Think about (do a "mind walk" through) all the activities you were involved in during the past 24 hours. In one column on a piece of paper (or in your notebook) list as many of these activities as you can remember.
For each activity on your list, write down next to that activity in the second column what evidence, if any, your activities might have left behind. To help you think of traces that might be left behind, review Historical Evidence in Daily Life:
- Did you create any records of your activities (a diary, notes to yourself, a letter to a friend or relative, an e-mail message, a telephone message)?
- Would traces of your activities appear in records someone else created (a friend's diary, notes, or calendar entry; a letter or e-mail from a friend or relative)?
- Would traces of your activities appear in school records? in business records (did you or a grown up write a check or use a charge card for the activity)? in the school or local newspaper? in government records (did you get your driver's license or go to traffic court)?
- Would anyone be able to offer testimony (or oral history) about your activities (who and why)?
Other Types of Historical Evidence: Other aspects of the historical record are not records at all, but may still offer evidence about our lives.
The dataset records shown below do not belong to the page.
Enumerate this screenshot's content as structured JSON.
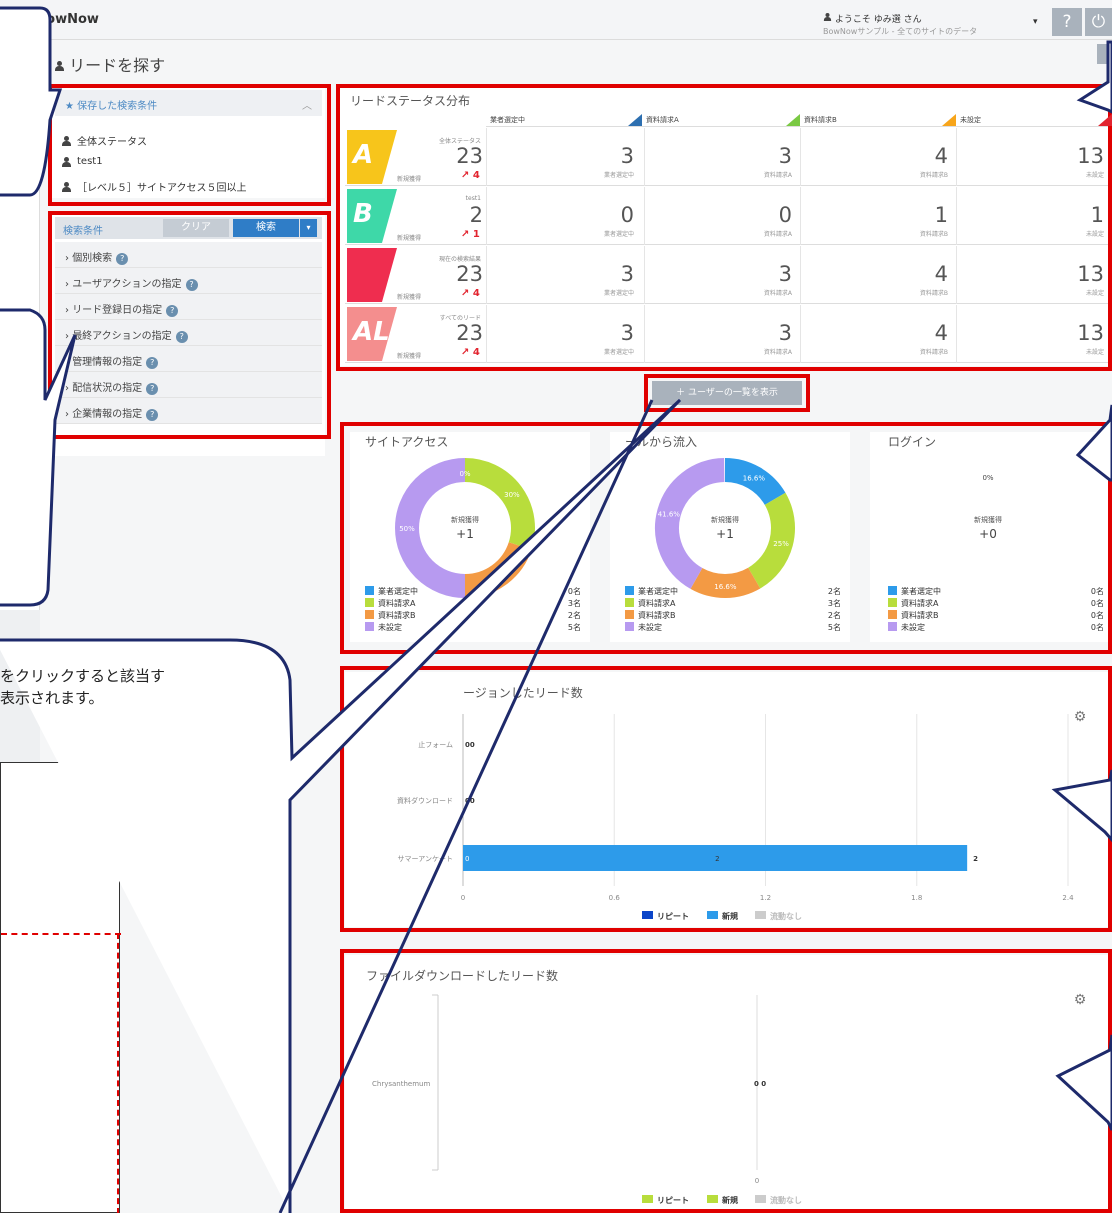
{
  "app": {
    "name": "BowNow",
    "user_greeting": "ようこそ ゆみ選 さん",
    "user_sub": "BowNowサンプル - 全てのサイトのデータ"
  },
  "page": {
    "title": "リードを探す"
  },
  "saved": {
    "title": "保存した検索条件",
    "items": [
      "全体ステータス",
      "test1",
      "［レベル５］サイトアクセス５回以上"
    ]
  },
  "search": {
    "title": "検索条件",
    "clear": "クリア",
    "search": "検索",
    "criteria": [
      "個別検索",
      "ユーザアクションの指定",
      "リード登録日の指定",
      "最終アクションの指定",
      "管理情報の指定",
      "配信状況の指定",
      "企業情報の指定"
    ]
  },
  "status": {
    "title": "リードステータス分布",
    "columns": [
      "業者選定中",
      "資料請求A",
      "資料請求B",
      "未設定"
    ],
    "new_label": "新規獲得",
    "rows": [
      {
        "label": "全体ステータス",
        "banner": "A",
        "total": "23",
        "delta": "4",
        "values": [
          "3",
          "3",
          "4",
          "13"
        ]
      },
      {
        "label": "test1",
        "banner": "B",
        "total": "2",
        "delta": "1",
        "values": [
          "0",
          "0",
          "1",
          "1"
        ]
      },
      {
        "label": "現在の検索結果",
        "banner": "",
        "total": "23",
        "delta": "4",
        "values": [
          "3",
          "3",
          "4",
          "13"
        ]
      },
      {
        "label": "すべてのリード",
        "banner": "ALL",
        "total": "23",
        "delta": "4",
        "values": [
          "3",
          "3",
          "4",
          "13"
        ]
      }
    ]
  },
  "show_users": "＋ ユーザーの一覧を表示",
  "donuts": [
    {
      "title": "サイトアクセス",
      "center_label": "新規獲得",
      "center_value": "+1",
      "pct": [
        "0%",
        "30%",
        "",
        "50%"
      ],
      "counts": [
        "0名",
        "3名",
        "2名",
        "5名"
      ]
    },
    {
      "title": "ールから流入",
      "center_label": "新規獲得",
      "center_value": "+1",
      "pct": [
        "16.6%",
        "25%",
        "16.6%",
        "41.6%"
      ],
      "counts": [
        "2名",
        "3名",
        "2名",
        "5名"
      ]
    },
    {
      "title": "ログイン",
      "center_label": "新規獲得",
      "center_value": "+0",
      "pct": [
        "0%"
      ],
      "counts": [
        "0名",
        "0名",
        "0名",
        "0名"
      ]
    }
  ],
  "legend_labels": [
    "業者選定中",
    "資料請求A",
    "資料請求B",
    "未設定"
  ],
  "colors": {
    "c1": "#2d9bea",
    "c2": "#b8dd3c",
    "c3": "#f39a44",
    "c4": "#b79af0",
    "red": "#e00000",
    "navy": "#1e2a6b"
  },
  "chart1": {
    "title": "ージョンしたリード数",
    "categories": [
      "止フォーム",
      "資料ダウンロード",
      "サマーアンケート"
    ],
    "ticks": [
      "0",
      "0.6",
      "1.2",
      "1.8",
      "2.4"
    ],
    "legend": [
      "リピート",
      "新規",
      "流動なし"
    ],
    "chart_data": {
      "type": "bar",
      "categories": [
        "止フォーム",
        "資料ダウンロード",
        "サマーアンケート"
      ],
      "series": [
        {
          "name": "リピート",
          "values": [
            0,
            0,
            0
          ]
        },
        {
          "name": "新規",
          "values": [
            0,
            0,
            2
          ]
        }
      ],
      "xlim": [
        0,
        2.4
      ]
    }
  },
  "chart2": {
    "title": "ファイルダウンロードしたリード数",
    "category": "Chrysanthemum",
    "tick": "0",
    "legend": [
      "リピート",
      "新規",
      "流動なし"
    ]
  },
  "bubble_text": [
    "をクリックすると該当す",
    "表示されます。"
  ]
}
Traces you left behind in your daily activities might include:
- The trash you have thrown away
- Material objects you use every day (coins, paper money, stamps, computers)
- Objects in the place you live (especially in your own bedroom)
- Things that you made
Review your entire list, and what you wrote about evidence your activities left behind. Then answer these questions:
- Which of your daily activities were most likely to leave trace evidence behind?
- What, if any, of that evidence might be preserved for the future? Why?
- What might be left out of an historical record of your activities? Why?
- What would a future historian be able to tell about your life and your society based on evidence of your daily activities that might be preserved for the future?
Extension
Now think about a more public event currently happening (a court case, election, public controversy, law being debated), and answer these questions:
- What kinds of evidence might this event leave behind?
- Who records information about this event?
- For what purpose are different records of this event made?
Assessment
Since this is an introductory lesson to primary sources of information, you will be assessing student responses to the above work and the written reflection in their notebooks. Look for evidence of student ability to:
- identify a range of primary sources
- infer information based on these sources
- use multiple pieces of evidence to corroborate an interpretation.
Written Reflection
Pretend you are a future historian and you found materials described in this Mind Walk. What could you infer or conclude about this person's life? What might the materials tell historian about the family, community, region, and/or nation of this person? What would they be unable to learn about both the person's life and life in the U.S. from these documents?